Ok yes the depression is lifting a little. Good things. But, the thoughts...hm the thoughts get worse when the depression is lifting.
I can’t help but be self-conscious and anxious at every turn. But, it’s better than the dark cloud I was drowning under.
And it’s interesting that it’s lifting of course at such a stressful time in my life. I did a med change back to an old tried and true antidepressant and I’m glad I did because I’m feeling better already but, life’s hit me with that one, two punch. Again, nothing I can’t handle it just sucks it’s all happening at once.
So, what am I talking about? Well I found out that I have a long abnormal lesion on one vocal chord and a cyst on the other, I was taken out of singing which sucks ass. I hate sitting on the sidelines more than anything and can’t see a specialist for a few more weeks. That MRI I was so looking forward to was cancelled because my insurance company didn’t approve it. Which sucks and I don’t know if or when I’ll get it and I’m still in pain. Also, school is a literal bitch and a half and so stigmatizing I just need to make it through to...maternity which is so scary because pregnancy is my actual phobia I think it’s so gross but, it’s better than this bullshit I’m learning now.
BUT! Just because I’m complaining doesn’t mean I am not thankful to have the medical treatment I have or the care I have etc. Everything will be ok it’s just gonna take time. What I’m REALLY worried about is the depression lifting. It sounds insane I know but, this is the most dangerous time.
I’ve already found myself isolating a bit and not reaching out because I “don’t want to bother him/her” but, then they don’t reach out and I assume I was right. Was I? No! People have busy ass lives and I do too. Texting people can be very stressful to me. Sometimes I don’t even remember what I sent. It’s mindless. And also, my question my relationships is part of my condition. AND friendships wax and wane. I know all of this yet it fucking consumes me. And I keep telling myself “you know this!” and reminding myself “you’ve thought this before and it turned out fine!” it starts to make you feel like a lost cause.
So frequently I give others advice and it’s not always just for them. Sometimes if I relate to it, it helps me remember that this storm will pass. But, it seems I’m fighting with myself every step of the way. And starting to feel better is a fucking relief but as I said before, it’s terrifying. Yes, you have more energy and that’s good but, also you have more energy and sometimes that energy is channeled into unhealthy thoughts and actions. You gain more energy but, your mood isn’t stable yet and your distress tolerance is not high enough to handle it nor are your coping skills anywhere near ready.

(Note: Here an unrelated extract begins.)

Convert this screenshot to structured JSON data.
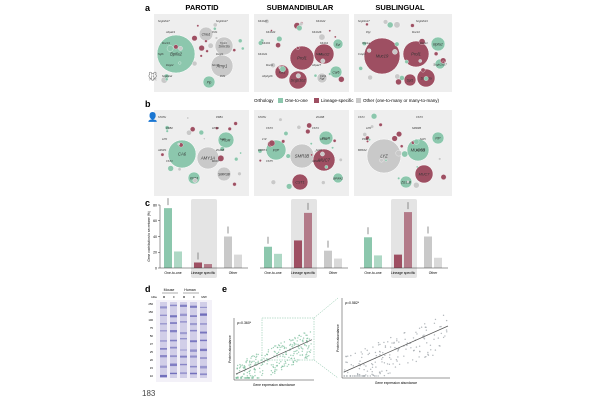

I’ll tell you how I knew I was getting to this lifting point.
If you’ve ready this silly online diary for awhile you know that my OCD is focused primarily on my social relationships. I have cognitive distortions, I’m chronically insecure it’s a whole fucking thing. To try to combat this in times when I’m down (prepare yourself to make fun of me I don’t care) my therapist recommended I save/screenshot nice messages my friends send to me or people say about me and I have a folder on my google photos. I know that this depression is lifting and the anxiety is creeping in when I start questioning/doubting those. For example one from last summer I got a nice text from a friend and I went back to look when I was down the other night and my brain said:
well, they may have felt that way then but, certainly not now...
I could easily be a fucking weirdo, give into my compulsion and ask my friend what’s up and if they still feel the same way OR I could power through, use my coping skills, build my distress tolerance and trust in the fact that this is a good friend of mine and I’ve done nothing to make their opinions of me change and if they did change that would be ok. And I could rationalize the first way by saying that I’m “writing this friend off” by not reaching out but, that’s just because that would make me feel better sooner. So, you see energy is not so great for me all the time.
But, this “lifting” period will not last forever. Transitions are hard but, I’m ready to experience what joy is again. I’m ready to not be afraid of the aftermath of happiness. Cheers to the lifting let’s stay safe.
Sincerely,
Your Strong Female Lead
PS: I am FULLY aware this is episode 69 and that is funny to me and I just thought I would let you know I’m still an immature preteen at heart.